After looking at the cost of a diskless 4 bay NAS I decided to build my own from my old parts inventory. I purchased a Jonsbo N5 case and a Lsi 9300 16i to go with an i3-6100 mobo. I have populated it with a few drives I had on hand for learning and testing.
Initially, I would like about 8TB of storage that I can expand as needed (I know the N5/HBA is overkill). Should I mirror 2 8tb drives or use 4 4tb drives in a raidz2 configuration? The drive cost is reasonably similar. The raidz2 option seems more expandable but I’m on the steep part of the learning curve:)

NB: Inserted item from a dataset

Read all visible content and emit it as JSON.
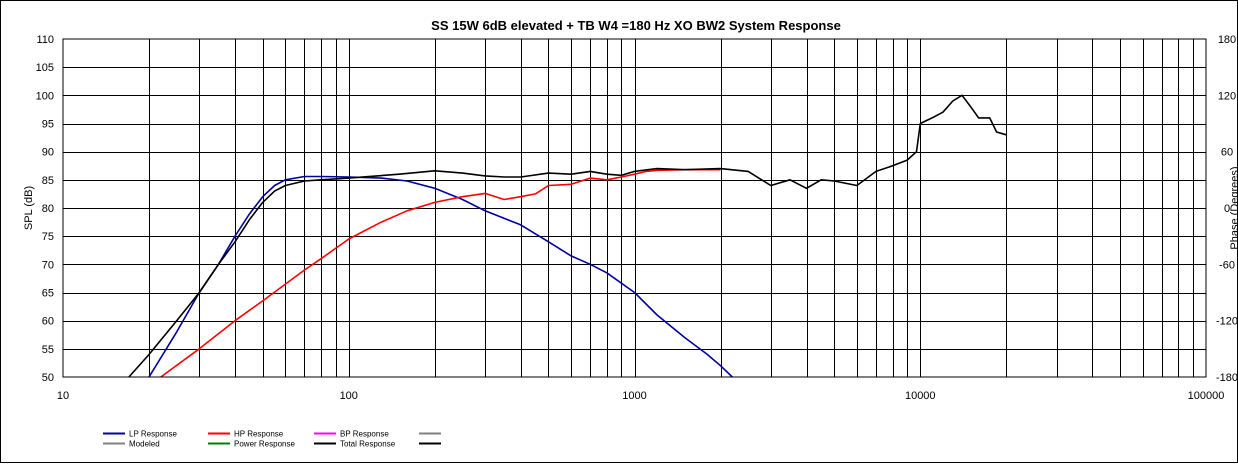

I found these new 4tb drives which seem like a good value.
(Western Digital/Dell DC HC310 HUS726T4TALA6L0 4TB SATA 3.5" HDD — ServerPartDeals.com)

Current configuration:
Gigabyte GA-H170M-DS3H mobo
i3-6100 CPU
120GB M2 NVME boot drive
16GB memory soon to be 32GB
Ebay used Lsi 9300 16i
Jonsbo N5 case
3 120GB SATA ssd in a raidz1 pool (have 2 more, may use for common files for multiple PCs)
3 1.5tb WD green hdd in a raidz1 pool (just for testing and learning)
1GB network (TP-Link Omada >100 devices ~75% wireless)
Mostly a single user plus a bit for my wife
A couple Windows PCs, ~12 Linux PC/Rpi and 4 Android devices
50+ IoT devices

With only 2 users IOPS shouldn’t be an issue on the HDDs so RAIDZ should provide enough.

RAIDZ2 for 4x4TB is better for expandability and redundancy than cf. 2x 2-wide 4TB mirrors - but only if you want to expand with 4TB drives. If you want to be free to use 8TB drives in the future, then mirrors would be better because you can have 3x mirrors 2 of which are 4TB and 1x 8TB.

The WD Green are OK for experimentation but should not be used in production because the microcode is not designed for NAS use.

Make sure the LSI HBA is flashed to IT mode.

Unless you want to run VMs or lots of Docker Apps, 16GB of memory should be enough for an i3 and 1Gb network.